国際芸術祭「あいちトリエンナーレ」が10月14日、75日間の会期を終えた。企画展「表現の不自由展・その後」がわずか3日で中止になるなど混乱したが、会期末まで1週間に迫る10月8日になって展示を再開。抗議のため展示中止となっていた作品などもすべて元に戻った。現地を視察した観光学者の井出明氏は「今後のためにアートと大衆の分断を避ける手立てを考えるべきだ」と指摘する――。(第5回/全5回)
写真=時事通信フォト
国際芸術祭「あいちトリエンナーレ2019」の最終日を終え、拍手する芸術監督の津田大介氏(右から3人目)と大村秀章愛知県知事(同2人目)ら=2019年10月14日、名古屋市東区

「慰安婦像」を扱った部分が見えなくなっていた

今回は、筆者が視察した9月16日時点での展示内容を前提に、あいちトリエンナーレが残した課題について考察したい。
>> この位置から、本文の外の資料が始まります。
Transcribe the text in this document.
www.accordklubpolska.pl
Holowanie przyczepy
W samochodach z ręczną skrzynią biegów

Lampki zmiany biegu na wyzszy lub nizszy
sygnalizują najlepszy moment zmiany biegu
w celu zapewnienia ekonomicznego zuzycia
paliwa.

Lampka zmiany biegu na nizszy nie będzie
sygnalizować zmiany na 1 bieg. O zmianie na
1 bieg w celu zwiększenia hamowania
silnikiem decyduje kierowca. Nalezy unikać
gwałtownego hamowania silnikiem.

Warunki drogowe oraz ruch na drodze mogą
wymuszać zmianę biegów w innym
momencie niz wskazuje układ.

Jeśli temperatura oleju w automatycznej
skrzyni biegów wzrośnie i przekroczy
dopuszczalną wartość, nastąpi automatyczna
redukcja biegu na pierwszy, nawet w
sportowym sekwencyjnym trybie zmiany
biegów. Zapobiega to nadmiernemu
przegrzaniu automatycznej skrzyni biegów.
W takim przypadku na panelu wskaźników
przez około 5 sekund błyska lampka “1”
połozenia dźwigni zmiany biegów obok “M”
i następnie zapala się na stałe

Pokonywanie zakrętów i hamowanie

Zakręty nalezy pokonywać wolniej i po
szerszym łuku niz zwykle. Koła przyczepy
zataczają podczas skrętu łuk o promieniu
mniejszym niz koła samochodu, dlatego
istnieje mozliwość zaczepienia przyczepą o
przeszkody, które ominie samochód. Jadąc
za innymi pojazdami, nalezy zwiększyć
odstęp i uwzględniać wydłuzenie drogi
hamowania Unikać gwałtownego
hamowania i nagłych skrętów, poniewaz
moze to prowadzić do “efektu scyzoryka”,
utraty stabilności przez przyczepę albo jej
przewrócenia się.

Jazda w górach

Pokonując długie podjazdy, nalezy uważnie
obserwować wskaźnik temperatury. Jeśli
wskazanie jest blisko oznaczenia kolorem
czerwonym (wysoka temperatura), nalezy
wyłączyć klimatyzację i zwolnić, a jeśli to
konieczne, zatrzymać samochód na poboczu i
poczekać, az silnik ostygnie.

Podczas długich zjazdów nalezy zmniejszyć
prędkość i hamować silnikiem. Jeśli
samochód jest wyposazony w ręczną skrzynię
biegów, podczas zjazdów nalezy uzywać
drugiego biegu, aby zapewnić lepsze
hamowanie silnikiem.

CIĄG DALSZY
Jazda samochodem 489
「不自由展」の会場は愛知芸術文化センターだったが、その影響は豊田会場の作品にも及んでいた。たとえば、小田原のどか「↓(1946‐1948/1923‐1951)」については、いわゆる「慰安婦像」を扱った部分が見えなくなっており、このことは、公式のウェブサイトでは告知されていなかった。ステートメントを読めば経緯がわかるのだが、現場の悩みを感じさせる。

Photo: Takeshi Hirabayashi
あいちトリエンナーレ2019の展示風景。小田原 のどか《↓(1946‐1948/1923‐1951)》2019

彼女の作品「↓(1946‐1948)」「↓(1923‐1951)」については、豊田会場担当のキュレーターからの依頼を受けたという前提があるものの、長崎の被爆や戦前の軍人像の台座を題材にしている以上、大規模な空爆を経験し、かつて軍都であった名古屋でも対峙したかったというのが鑑賞者としての率直な思いである。もちろん豊田にあることによってこの作品自体の価値が下がるわけではないのだが、仮に名古屋にあれば観光学者としての私の想像力はより掻き立てられたであろう。

時間と空間を相手にする観光学を専門にしているからかもしれないが、私は各種のインスタレーションを見たとき、妄想のように「あの場所においたらどうかな?」とか「あっちの広場においたらどうだろう?」などと思い浮かべる。現実には様々な制約があり、作者にせよキュレーターにせよ、「鑑賞者は勝手なことを考えるものだ」と感じるかもしれないが、屋外インスタレーションをどこにおいたらもっと楽しめるだろうかと考えることは、芸術の新しい楽しみ方の一つだと思う。